Влад расслабил затекшие, гудящие мышцы, как всё-таки мало нужно ребёнку для счастья, просто перестать падать, просто иметь твёрдую поверхность под спиной и знать, что над головой – не безжалостное небо, а каменный свод.

– Десять минут, – пробормотал старик, почти не разжимая губ, одновременно с этим разминая свои мощные, но затекшие от лямок тяжёлого рюкзака плечи. – Потом ужин. И проверка ботинок.

Но ребёнку, чья усталость была стремительной и такой же стремительно проходящей, хватило и пяти.
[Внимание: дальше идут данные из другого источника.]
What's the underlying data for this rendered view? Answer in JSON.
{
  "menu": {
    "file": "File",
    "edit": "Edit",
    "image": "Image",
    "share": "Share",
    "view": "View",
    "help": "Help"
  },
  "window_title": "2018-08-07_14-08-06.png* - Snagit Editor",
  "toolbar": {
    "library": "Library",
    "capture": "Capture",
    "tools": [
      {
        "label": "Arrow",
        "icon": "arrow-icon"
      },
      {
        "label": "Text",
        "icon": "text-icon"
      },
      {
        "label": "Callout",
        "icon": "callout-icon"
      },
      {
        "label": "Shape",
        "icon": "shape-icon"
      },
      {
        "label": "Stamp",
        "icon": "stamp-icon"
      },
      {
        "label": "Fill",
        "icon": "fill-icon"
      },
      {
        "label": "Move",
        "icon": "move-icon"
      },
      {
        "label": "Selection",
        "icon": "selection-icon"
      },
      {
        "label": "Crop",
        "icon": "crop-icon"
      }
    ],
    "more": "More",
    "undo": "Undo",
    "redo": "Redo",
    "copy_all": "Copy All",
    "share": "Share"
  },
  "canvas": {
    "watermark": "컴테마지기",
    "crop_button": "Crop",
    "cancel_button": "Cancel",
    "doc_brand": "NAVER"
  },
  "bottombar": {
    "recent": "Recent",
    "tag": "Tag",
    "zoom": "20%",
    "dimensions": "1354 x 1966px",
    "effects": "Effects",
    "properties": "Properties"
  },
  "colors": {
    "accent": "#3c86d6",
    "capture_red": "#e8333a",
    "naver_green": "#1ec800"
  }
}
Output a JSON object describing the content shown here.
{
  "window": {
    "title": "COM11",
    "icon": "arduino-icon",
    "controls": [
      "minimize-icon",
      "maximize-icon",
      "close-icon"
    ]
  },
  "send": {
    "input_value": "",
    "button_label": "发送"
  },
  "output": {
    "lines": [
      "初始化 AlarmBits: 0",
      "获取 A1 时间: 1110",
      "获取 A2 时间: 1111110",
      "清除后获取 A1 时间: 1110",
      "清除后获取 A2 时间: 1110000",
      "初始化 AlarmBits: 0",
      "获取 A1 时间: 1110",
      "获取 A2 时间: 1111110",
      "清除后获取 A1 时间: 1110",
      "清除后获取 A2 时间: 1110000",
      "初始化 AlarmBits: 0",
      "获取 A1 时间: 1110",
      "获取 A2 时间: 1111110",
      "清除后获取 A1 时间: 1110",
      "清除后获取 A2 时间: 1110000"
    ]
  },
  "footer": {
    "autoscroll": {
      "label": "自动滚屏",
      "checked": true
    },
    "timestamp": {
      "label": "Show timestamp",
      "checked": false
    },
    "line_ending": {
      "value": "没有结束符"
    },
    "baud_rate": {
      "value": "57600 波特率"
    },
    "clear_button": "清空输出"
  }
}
Едва прошло это время, как он уже вскочил на колени, подтянул к себе свою скромную сумку и с тихим, жадным любопытством принялся исследовать её небогатое содержимое. Вот – плоские, безликие пайки в серебристой вакуумной упаковке. Еда, лишённая даже намёка на вкус, лишь питательная масса для поддержания жизни. Вот алюминиевая фляга с потёртыми боками и старой вмятиной, история появления которой канула в лету. И… неожиданный предмет. Маленькая, тщательно отполированная руками фигурка, вырезанная из причудливо изогнутого корня железного ущельного кустарника. Что это? Угадывались четыре ноги, вытянутая морда… Лошадь? Но кто здесь, на Хадре, видел когда-либо лошадей? Собака? И таких животных на планете не водилось. В синеватом, призрачном полумраке пещеры фигурка казалась артефактом – может тотемом давно забытого племени первых колонистов, а может, просто детской, наивной попыткой вырезать то, что было красочно описано на пожелтевших страницах старых книг о Земле.

Старик наблюдал за ним краем глаза, но не комментировал, не задавал вопросов. На этой планете у каждого выжившего был свой талисман, своя маленькая святыня. У кого-то – болт, выкрученный из шасси первого посадочного модуля, у других – потёртая, пожелтевшая от времени фотография с синим земным небом, у Влада – этот деревянный обрубок, который он сейчас сжимал в маленьком кулаке так крепко, будто боялся, что его может отнять ураган или сама неумолимая реальность.

Оба молчали, но тишина, повисшая между ними, была особого рода – не пустая и неловкая, а густая, насыщенная, вдумчивая, наполненная невысказанными мыслями. Старик мысленно прокручивал завтрашний маршрут, словно на внутренней карте отмечая, где будут коварные подъёмы, опасные осыпи, а где – глухие обрывы, с которых не было возврата. Мальчик же, прислушиваясь к тьме, считал в темноте удары собственного сердца, неосознанно готовясь к неведомому, что ждало их на том самом перевале.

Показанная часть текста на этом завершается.